Maugars ne voulut jamais jouer, à la prière du maréchal d’Estrées, devant un seigneur Horatio, qui jouoit fort bien de la harpe, et qui étoit à M. de Savoie[8]. Cela fâcha le maréchal ; et il lui alloit faire donner des coups de bâton, si Quillet ne lui eût représenté que le cardinal ne trouveroit peut-être pas trop bon qu’on traitât ainsi une personne qui avoit été à lui. Le maréchal, à cette remontrance, devint aussi froid qu’un marbre.

Maugars revint en France, et mourut quelques années après. À l’article de la mort, il envoya demander pardon à Boisrobert.

  1. Maugars, prieur de Saint-Pierre de Nac, interprète du Roi en langue angloise, et célèbre joueur de viole. On a de lui un Discours sur la musique d’Italie et des opéra, qui a été imprimé dans le Recueil des divers Traités d’histoire, de morale et d’éloquence ; Paris, 1672, petit in-12. La Vie de Malherbe par Racan, déjà citée dans cet ouvrage, fait partie de ce Recueil. Maugars parle dans son Discours de son talent et de son admirable viole, qui ne sortoit de chez lui, quand il étoit à Rome, que pour aller chez des Éminences.
  2. Village à sept lieues de Paris, sur la route d’Orléans.
  3. Très-bien.
  4. Il y avoit un refrain de chanson qui disoit quelque chose d’approchant. On se servit de l’air. (T.)

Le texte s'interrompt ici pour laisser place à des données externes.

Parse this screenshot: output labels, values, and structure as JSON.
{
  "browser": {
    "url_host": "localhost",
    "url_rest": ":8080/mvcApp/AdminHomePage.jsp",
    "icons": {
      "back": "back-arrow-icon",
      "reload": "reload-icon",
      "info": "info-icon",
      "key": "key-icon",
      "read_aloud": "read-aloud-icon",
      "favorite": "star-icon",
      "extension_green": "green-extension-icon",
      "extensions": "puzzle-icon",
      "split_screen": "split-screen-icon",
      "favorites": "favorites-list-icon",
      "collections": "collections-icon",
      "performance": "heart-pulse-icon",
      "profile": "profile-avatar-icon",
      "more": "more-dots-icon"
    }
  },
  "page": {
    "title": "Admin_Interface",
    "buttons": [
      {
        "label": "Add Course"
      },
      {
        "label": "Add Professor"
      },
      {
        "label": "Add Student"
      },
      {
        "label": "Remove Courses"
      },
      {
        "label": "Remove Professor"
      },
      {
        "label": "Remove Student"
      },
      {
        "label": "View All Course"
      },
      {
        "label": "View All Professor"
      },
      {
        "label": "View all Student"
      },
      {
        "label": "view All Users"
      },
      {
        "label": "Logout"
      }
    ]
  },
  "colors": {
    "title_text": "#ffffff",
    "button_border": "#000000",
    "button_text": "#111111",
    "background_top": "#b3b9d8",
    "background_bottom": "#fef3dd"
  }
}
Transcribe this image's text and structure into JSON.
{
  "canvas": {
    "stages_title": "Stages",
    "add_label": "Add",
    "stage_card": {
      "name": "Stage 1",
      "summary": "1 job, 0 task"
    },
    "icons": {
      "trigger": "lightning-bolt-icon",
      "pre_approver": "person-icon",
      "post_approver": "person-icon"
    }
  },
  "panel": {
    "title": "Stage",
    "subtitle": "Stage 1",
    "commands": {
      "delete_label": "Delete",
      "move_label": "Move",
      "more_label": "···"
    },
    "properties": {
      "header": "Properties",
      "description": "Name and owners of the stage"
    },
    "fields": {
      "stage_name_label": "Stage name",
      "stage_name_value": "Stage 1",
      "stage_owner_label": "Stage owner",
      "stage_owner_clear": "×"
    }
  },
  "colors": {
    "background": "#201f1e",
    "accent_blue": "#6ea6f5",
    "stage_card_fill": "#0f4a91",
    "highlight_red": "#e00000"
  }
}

  5. Matthieu de Morgues, sieur de Saint-Germain, aumônier de Marie de Médicis, morts aux Incurables en 1670. Il a publié beaucoup de pièces pour la défense de la Reine-mère.

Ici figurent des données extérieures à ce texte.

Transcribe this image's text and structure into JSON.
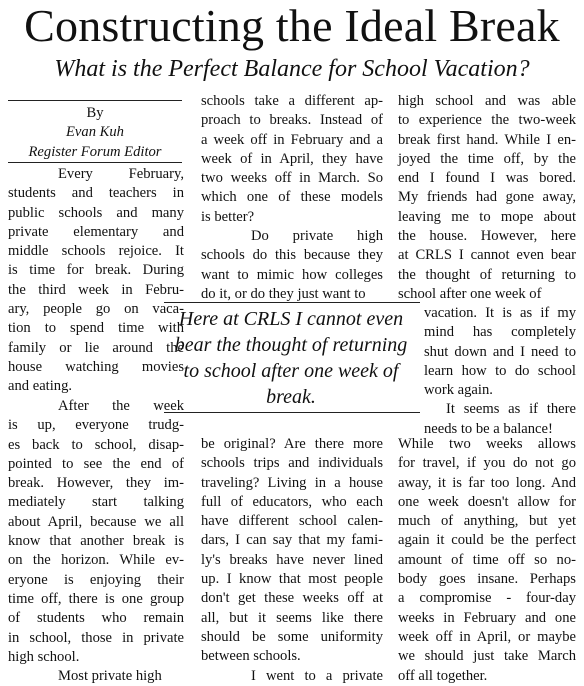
{
  "headline": "Constructing the Ideal Break",
  "subheadline": "What is the Perfect Balance for School Vacation?",
  "byline": {
    "by": "By",
    "author": "Evan Kuh",
    "role": "Register Forum Editor"
  },
  "pull_quote": [
    "Here at CRLS I cannot even",
    "bear the thought of returning",
    "to school after one week of",
    "break."
  ],
  "column1_top": [
    "Every February,",
    "students and teachers in",
    "public schools and many",
    "private elementary and",
    "middle schools rejoice. It",
    "is time for break. During",
    "the third week in Febru-",
    "ary, people go on vaca-",
    "tion to spend time with",
    "family or lie around the",
    "house watching movies",
    "and eating."
  ],
  "column1_bottom": [
    "After the week",
    "is up, everyone trudg-",
    "es back to school, disap-",
    "pointed to see the end of",
    "break. However, they im-",
    "mediately start talking",
    "about April, because we all",
    "know that another break is",
    "on the horizon. While ev-",
    "eryone is enjoying their",
    "time off, there is one group",
    "of students who remain",
    "in school, those in private",
    "high school.",
    "Most private high"
  ],
  "column2_top": [
    "schools take a different ap-",
    "proach to breaks. Instead of",
    "a week off in February and a",
    "week of in April, they have",
    "two weeks off in March. So",
    "which one of these models",
    "is better?",
    "Do private high",
    "schools do this because they",
    "want to mimic how colleges",
    "do it, or do they just want to"
  ],
  "column2_bottom": [
    "be original? Are there more",
    "schools trips and individuals",
    "traveling? Living in a house",
    "full of educators, who each",
    "have different school calen-",
    "dars, I can say that my fami-",
    "ly's breaks have never lined",
    "up. I know that most people",
    "don't get these weeks off at",
    "all, but it seems like there",
    "should be some uniformity",
    "between schools.",
    "I went to a private"
  ],
  "column3_top": [
    "high school and was able",
    "to experience the two-week",
    "break first hand. While I en-",
    "joyed the time off, by the",
    "end I found I was bored.",
    "My friends had gone away,",
    "leaving me to mope about",
    "the house. However, here",
    "at CRLS I cannot even bear",
    "the thought of returning to",
    "school after one week of"
  ],
  "column3_mid": [
    "vacation. It is as if my",
    "mind has completely",
    "shut down and I need to",
    "learn how to do school",
    "work again.",
    "It seems as if there",
    "needs to be a balance!"
  ],
  "column3_bottom": [
    "While two weeks allows",
    "for travel, if you do not go",
    "away, it is far too long. And",
    "one week doesn't allow for",
    "much of anything, but yet",
    "again it could be the perfect",
    "amount of time off so no-",
    "body goes insane. Perhaps",
    "a compromise - four-day",
    "weeks in February and one",
    "week off in April, or maybe",
    "we should just take March",
    "off all together."
  ]
}
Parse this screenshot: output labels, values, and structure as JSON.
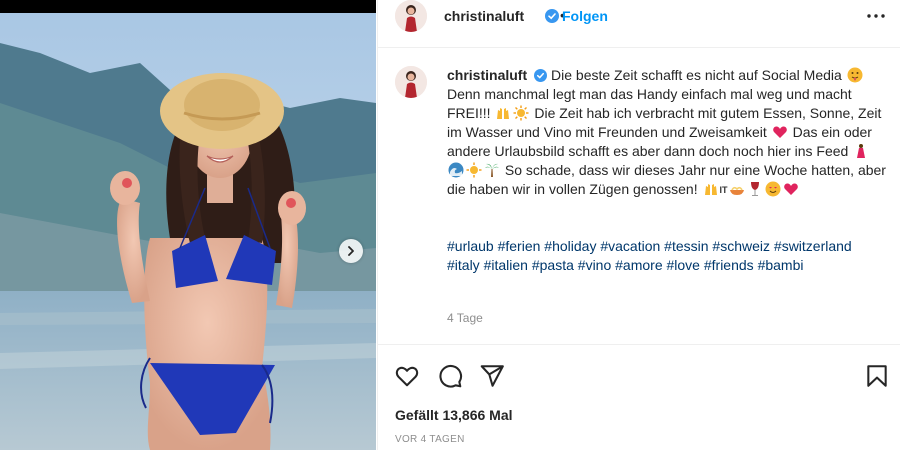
{
  "post": {
    "username": "christinaluft",
    "follow_label": "Folgen",
    "separator": "•",
    "caption": {
      "part1": "Die beste Zeit schafft es nicht auf Social Media",
      "part2": "Denn manchmal legt man das Handy einfach mal weg und macht FREI!!!",
      "part3": "Die Zeit hab ich verbracht mit gutem Essen, Sonne, Zeit im Wasser und Vino mit Freunden und Zweisamkeit",
      "part4": "Das ein oder andere Urlaubsbild schafft es aber dann doch noch hier ins Feed",
      "part5": "So schade, dass wir dieses Jahr nur eine Woche hatten, aber die haben wir in vollen Zügen genossen!",
      "it_label": "IT"
    },
    "hashtags": [
      "#urlaub",
      "#ferien",
      "#holiday",
      "#vacation",
      "#tessin",
      "#schweiz",
      "#switzerland",
      "#italy",
      "#italien",
      "#pasta",
      "#vino",
      "#amore",
      "#love",
      "#friends",
      "#bambi"
    ],
    "time_ago": "4 Tage",
    "likes": "Gefällt 13,866 Mal",
    "date": "VOR 4 TAGEN"
  },
  "icons": {
    "verified": "verified-badge-icon",
    "more": "more-options-icon",
    "next": "chevron-right-icon",
    "like": "heart-icon",
    "comment": "comment-icon",
    "share": "paper-plane-icon",
    "save": "bookmark-icon"
  },
  "colors": {
    "accent": "#0095f6",
    "hashtag": "#00376b",
    "muted": "#8e8e8e",
    "text": "#262626"
  }
}
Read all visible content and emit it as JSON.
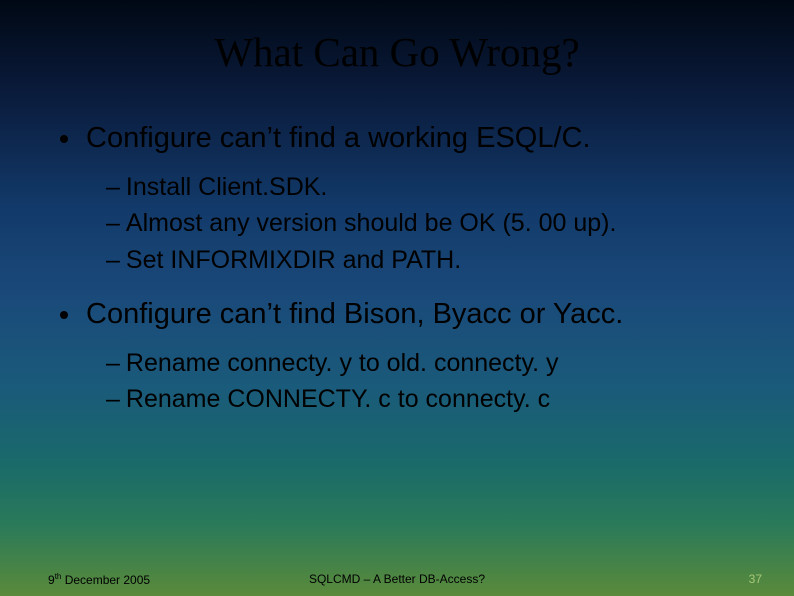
{
  "title": "What Can Go Wrong?",
  "bullets": [
    {
      "text": "Configure can’t find a working ESQL/C.",
      "sub": [
        "Install Client.SDK.",
        "Almost any version should be OK (5. 00 up).",
        "Set INFORMIXDIR and PATH."
      ]
    },
    {
      "text": "Configure can’t find Bison, Byacc or Yacc.",
      "sub": [
        "Rename connecty. y to old. connecty. y",
        "Rename CONNECTY. c to connecty. c"
      ]
    }
  ],
  "footer": {
    "date_prefix": "9",
    "date_suffix": "th",
    "date_rest": " December 2005",
    "center": "SQLCMD – A Better DB-Access?",
    "page": "37"
  }
}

  6. Maugars a traduit de Bâcon les deux ouvrages suivants : Le Progrès et Avancement aux sciences divines et humaines ; Paris, 1624, in-12 ; Considérations politiques pour entreprendre la guerre contre l’Espagne ; Paris, 1634, in-4o.
  7. Célèbre chanteur, valet-de-chambre de Louis XIII et de Louis XIV. La Fontaine lui adressa en 1677 l’Épître qui commence par ces vers :

    Niert, qui, pour charmer le plus juste des rois,
    Inventa le bel art de conduire la voix, etc.

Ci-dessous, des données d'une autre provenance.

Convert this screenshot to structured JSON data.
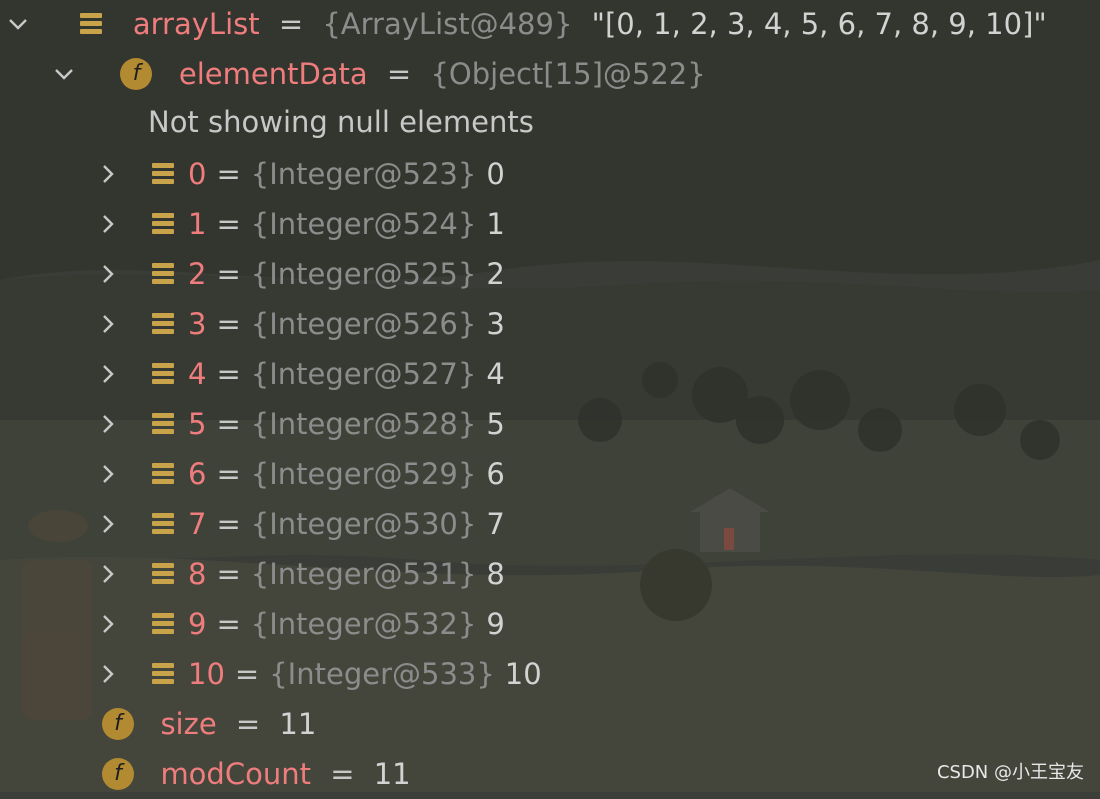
{
  "root": {
    "name": "arrayList",
    "eq": "=",
    "type": "{ArrayList@489}",
    "value": "\"[0, 1, 2, 3, 4, 5, 6, 7, 8, 9, 10]\""
  },
  "elementData": {
    "name": "elementData",
    "eq": "=",
    "type": "{Object[15]@522}",
    "note": "Not showing null elements",
    "field_icon_letter": "f"
  },
  "items": [
    {
      "index": "0",
      "eq": "=",
      "type": "{Integer@523}",
      "value": "0"
    },
    {
      "index": "1",
      "eq": "=",
      "type": "{Integer@524}",
      "value": "1"
    },
    {
      "index": "2",
      "eq": "=",
      "type": "{Integer@525}",
      "value": "2"
    },
    {
      "index": "3",
      "eq": "=",
      "type": "{Integer@526}",
      "value": "3"
    },
    {
      "index": "4",
      "eq": "=",
      "type": "{Integer@527}",
      "value": "4"
    },
    {
      "index": "5",
      "eq": "=",
      "type": "{Integer@528}",
      "value": "5"
    },
    {
      "index": "6",
      "eq": "=",
      "type": "{Integer@529}",
      "value": "6"
    },
    {
      "index": "7",
      "eq": "=",
      "type": "{Integer@530}",
      "value": "7"
    },
    {
      "index": "8",
      "eq": "=",
      "type": "{Integer@531}",
      "value": "8"
    },
    {
      "index": "9",
      "eq": "=",
      "type": "{Integer@532}",
      "value": "9"
    },
    {
      "index": "10",
      "eq": "=",
      "type": "{Integer@533}",
      "value": "10"
    }
  ],
  "size": {
    "name": "size",
    "eq": "=",
    "value": "11",
    "field_icon_letter": "f"
  },
  "modCount": {
    "name": "modCount",
    "eq": "=",
    "value": "11",
    "field_icon_letter": "f"
  },
  "watermark": "CSDN @小王宝友",
  "colors": {
    "name": "#ef7d7d",
    "type": "#8c8c8c",
    "value": "#d2d2d2",
    "icon": "#c9a34a",
    "field_icon": "#b18a32"
  }
}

  8. Maugars parle en ces termes de ce seigneur Horatio, dans le Discours sur la musique d’Italie cité au commencement de cet article : « Celui qui tient le premier lieu pour la harpe, est ce renommé Horatio, qui s’étant rencontré dans un temps favorable à l’harmonie, et ayant trouvé le cardinal de Montalte sensible à ses accords, s’est tiré hors du pair, bien plus par cinq ou six mille écus de rente que cet esprit harmonique lui a libéralement donnés, que par son bien jouer et sa suffisance. Je ne veux pas pourtant affoiblir la louange qu’il a méritée, puisque nous ne pouvons pas toujours être ce que nous avons été, et que l’âge nous assoupit peu à peu les sens, et nous dérobe insensiblement ces gentillesses et ces mignardises, et particulièrement cette agilité des doigts que nous ne possédons que pendant notre jeunesse ; ce qui a donné lieu aux anciens de peindre toujours Apollon jeune et vigoureux. » (Page 163 du Recueil déjà cité.)